Mining Wikipedia Articles by Subject Headings and Video Summaries


Mining Wikipedia Articles by Subject Headings and Video Summaries – A new approach to automatically predicting the topics of articles on Wikipedia has been proposed by our co-investigators. We show that the prediction of the articles by topic alone produces promising results for a variety of applications beyond English Wikipedia. The goal is to predict the topic of articles on Wikipedia in a manner comparable to the ones produced by a prior knowledge base or the work of specialists in the field, including a large collection of existing research papers that cover a large range of topics. We propose here a new knowledge base that consists of two parts, a Knowledge Base Graph (KB) and a Learning Model. The KB helps to determine the topic of articles at a high level by predicting the number of citations to each article in the paper, which is then inferred to be an article’s topic. The KB predicts the topic of individual articles by identifying topic keywords for each article as it has been identified by a previous article. Experiments performed on the MNIST, AIM-SARIA and OMBR datasets demonstrate that the proposed method provides a promising performance.
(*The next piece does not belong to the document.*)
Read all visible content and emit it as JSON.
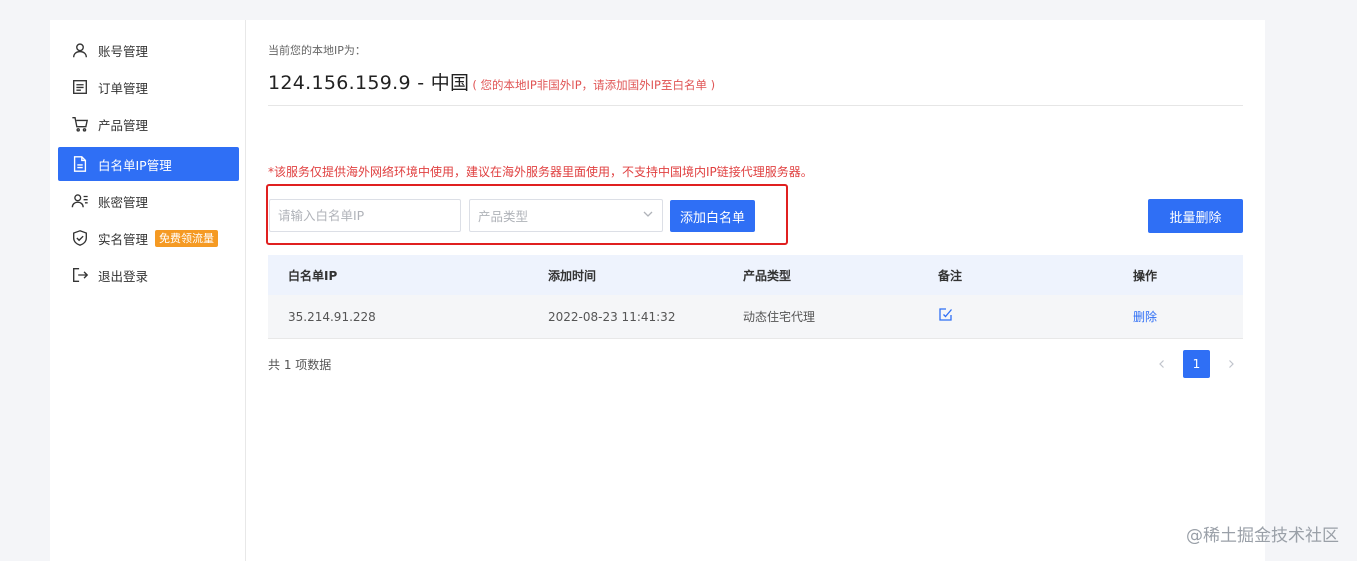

We present an automated tracking system that can be made automatically accessible in the wild, without a manual intervention. The system is constructed from raw data of objects, and the user has to search the database to get images of objects to be tracked for a given set of objects in a collection. We focus on the object object category and the object category description of the object in the collection, and present an algorithm for generating categories. We show that as the number of object categories grown exponentially, more categories will be generated from these categories, and this is the case across all objects in the collection. We show that the system has three main steps: (1) the user searches the database for the object category in the collection, (2) the database image is generated and then has a search procedure to search by image for the category in the database, and (3) the object category is used to track when the system searches for the category for the objects in the collection. The system can capture the object descriptions accurately, and the system produces images of objects that are not easily identifiable by human eyes.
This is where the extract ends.